Eli pijamamın üst kısmına doğru gittiğinde bir an için ne yaptığını anlamayarak heyecanlandım. Boynumdaki kelebek kolyesini dışarı çıkarıp pijamanın üstünden sarkıttı. "Bunu unutma." dedi kolyeden elini çekerken.
"Doğru, bir de elbiselerim var tabi. Ama senin bakış açınla bakarsak onlar da hediye değil. Senin kız arkadaşın olmamın doğal bir sonucuydu değil mi?"
"Aynen öyle." dedi başını sallarken. "Ama konuyu değiştirerek hediyemi unutturacağını düşünüyorsan çok yanılıyorsun. Günlerdir aklımda ama soramadım."
"Bu, konuyu değiştirerek karşıdakine ne konuştuğunuzu unutturma işini bir ara bana öğret tamam mı? Sen çok iyi yapıyorsun çünkü."
Gülerek masaya uzandı. Tabaklardan birini eline aldı. "Eğer ki hediyemi şu an verirsen dana etli ramyeonlardan birini yemeye hak kazanırsın."
Omzuna bir şamar daha yedi. "Çocuk mu kandırıyorsun?" Bakışları hareket etmemi bekler gibiydi.

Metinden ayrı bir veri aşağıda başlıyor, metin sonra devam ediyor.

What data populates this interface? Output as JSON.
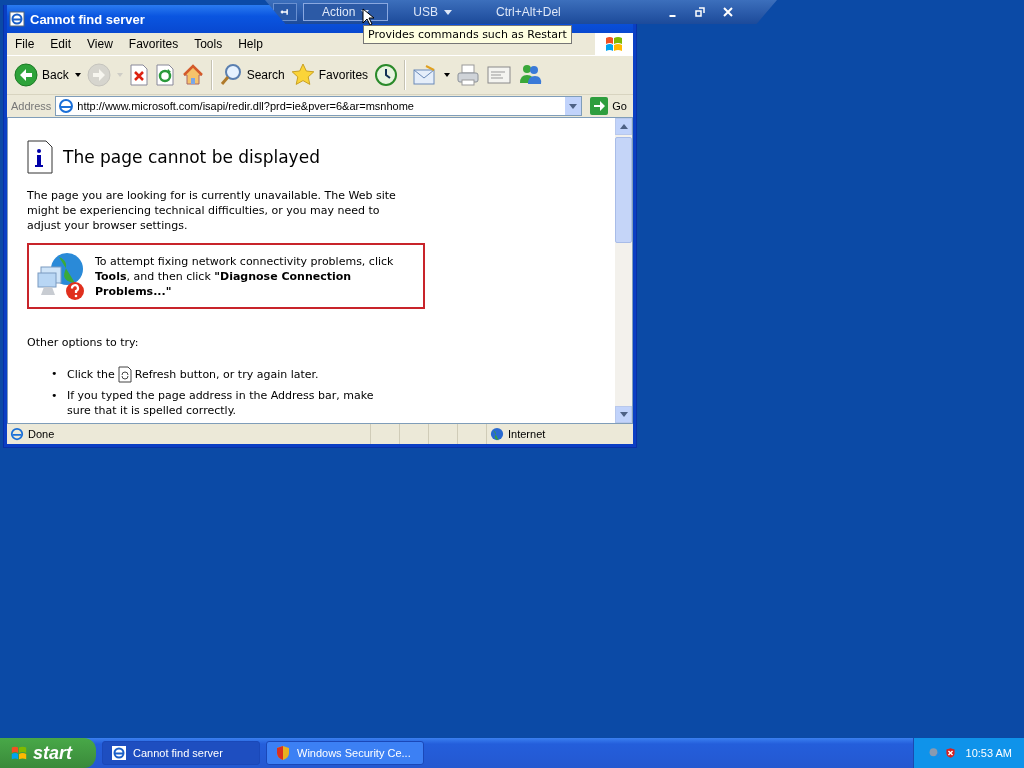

Ve ne yazık ki haklıydı da.. "Ben sana hediyeni vermek istediğim için kalkıyorum. Yemek için değil yani. Tamam mı?"
Ben uzaklaşırken "Tabi ki, başka niye olabilir ki zaten?" diye arkamdan kıkırdıyordu. Üste çıktığımda önce kafamdaki havluyu dolaba astım. Ardından da dolabın kuytu köşelerine sakladım kutuyu çıkardım. Umarım beğenirdi..
Aşağıya indiğimde Aziz küçük bir çocuk gibi beni bekliyordu. Ellerini önünde bağlamış başını merdivenlere çevirmiş gelişimi izlemişti. Ben koltukta yanına oturup, bacaklarımı altıma alıp tüm vücudumu ona döndüğümde o da bir bacağını altına alıp vücudunu bana döndü. Kurdeleyle bağlanmış beyaz kutuyu Aziz'in eline bırakırken gergindim. Sanki 'beğenmedim' mi diyecekti? Hayır. Ama içimde bir onaylanma isteği vardı.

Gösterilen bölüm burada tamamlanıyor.